After a decade, Karnaphuli Group restarted business in this sector by buying two container ships at a cost of Tk116 crore in 2020. This year, the number of ships in the group's fleet now stands at six.

Bashundhara Group has made new investments in the LPG tanker sector. At present, Bashundhara Group has three ships for LPG transportation. The group also owns another cargo ship.

Lured by global shipping heydays?

While major ports are backlogged and there is a huge dearth of containers, global shipping companies are making record profits, some reaching highest in 117 years or even rivalling the profit of Apple Inc.

The world's biggest container shipping line, AP Moller-Maersk A/S hopes to make more than three-time profits this year than the previous estimate and 15 times the amount the Danish shipping giant saw in 2019. Six months' earnings of Germany's Hapag-Lloyd AG have surpassed its earnings of the previous ten years combined.

Surging freight rates stemming from global supply chain snarl-ups mean headache for businesses, manufacturers and consumers, but big profits for ocean liners.

Cancelled or delayed voyages, high freight rates and congestion surcharges—all add to their income.

While record numbers of ocean liners are waiting off the coast of congested ports like Los Angeles and Long Beach in the USA, ocean freight companies continue to make money.

Freight cost to send a 40-foot container from China to California surged 10-fold to the range of $15,000 to $17,000, and the trend is predicted to remain through Christmas days to the middle of next year.
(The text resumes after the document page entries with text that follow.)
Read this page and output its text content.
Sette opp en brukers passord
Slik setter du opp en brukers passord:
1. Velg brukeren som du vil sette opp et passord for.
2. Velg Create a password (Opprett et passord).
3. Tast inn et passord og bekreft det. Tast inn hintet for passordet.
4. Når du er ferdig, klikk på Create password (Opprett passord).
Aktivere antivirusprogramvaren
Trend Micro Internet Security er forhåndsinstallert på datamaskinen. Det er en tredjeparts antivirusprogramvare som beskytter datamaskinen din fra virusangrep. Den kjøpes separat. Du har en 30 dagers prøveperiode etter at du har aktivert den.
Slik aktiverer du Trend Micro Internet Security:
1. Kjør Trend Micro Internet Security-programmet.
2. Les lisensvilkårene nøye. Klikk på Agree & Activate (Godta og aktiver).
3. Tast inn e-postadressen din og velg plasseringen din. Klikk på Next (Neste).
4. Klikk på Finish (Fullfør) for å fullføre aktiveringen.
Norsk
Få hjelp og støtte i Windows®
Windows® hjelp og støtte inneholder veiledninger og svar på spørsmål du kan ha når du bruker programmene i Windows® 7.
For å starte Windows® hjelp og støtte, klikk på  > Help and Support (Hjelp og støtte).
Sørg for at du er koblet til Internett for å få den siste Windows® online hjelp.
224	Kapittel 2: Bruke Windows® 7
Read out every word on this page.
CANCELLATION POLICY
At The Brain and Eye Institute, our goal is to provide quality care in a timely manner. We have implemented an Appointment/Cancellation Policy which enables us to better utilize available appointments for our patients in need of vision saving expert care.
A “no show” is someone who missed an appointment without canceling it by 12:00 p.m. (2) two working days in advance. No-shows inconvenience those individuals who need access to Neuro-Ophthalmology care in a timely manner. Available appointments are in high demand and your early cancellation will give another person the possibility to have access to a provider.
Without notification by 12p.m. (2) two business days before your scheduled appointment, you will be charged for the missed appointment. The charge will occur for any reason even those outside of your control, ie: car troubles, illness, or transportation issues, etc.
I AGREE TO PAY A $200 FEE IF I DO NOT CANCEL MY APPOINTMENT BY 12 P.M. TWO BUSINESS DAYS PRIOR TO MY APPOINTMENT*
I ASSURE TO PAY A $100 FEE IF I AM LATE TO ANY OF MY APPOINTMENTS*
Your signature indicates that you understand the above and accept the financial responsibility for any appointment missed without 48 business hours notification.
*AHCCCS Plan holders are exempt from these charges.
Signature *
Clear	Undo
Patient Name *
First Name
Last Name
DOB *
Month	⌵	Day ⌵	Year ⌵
Are local companies putting money into ships in the hope to grab a pie from the global shipping bonanza out of the crisis?

Business executives said it might be a part of the strategy, but they in fact started relooking in the ocean container freights after the favourable law was enacted two years back.

Azam J Chowdhury, president at Bangladesh Ocean Going Ship Owners Association, told TBS most investments made in Bangladeshi flag carrier vessels over the last two years are for transporting their own goods. Bangladeshi entrepreneurs have the potential to invest more in this sector.

But the government has to fully implement the provisions of the flag vessel protection act, he added.

Anis Ud Daula, executive director at HR Lines Ltd, an affiliate of the Karnaphuli Group, told TBS that since the company has been involved in the shipping business for a long time, it has added six feeder vessels to its fleet over time.

At present, these ships can transport 25,000 TEU or Twenty-foot Equivalent Unit of import and export containers per month.

The deputy managing director of Kabir Group said surging freight costs is also a factor that brought in investments in the oceangoing shipping sector.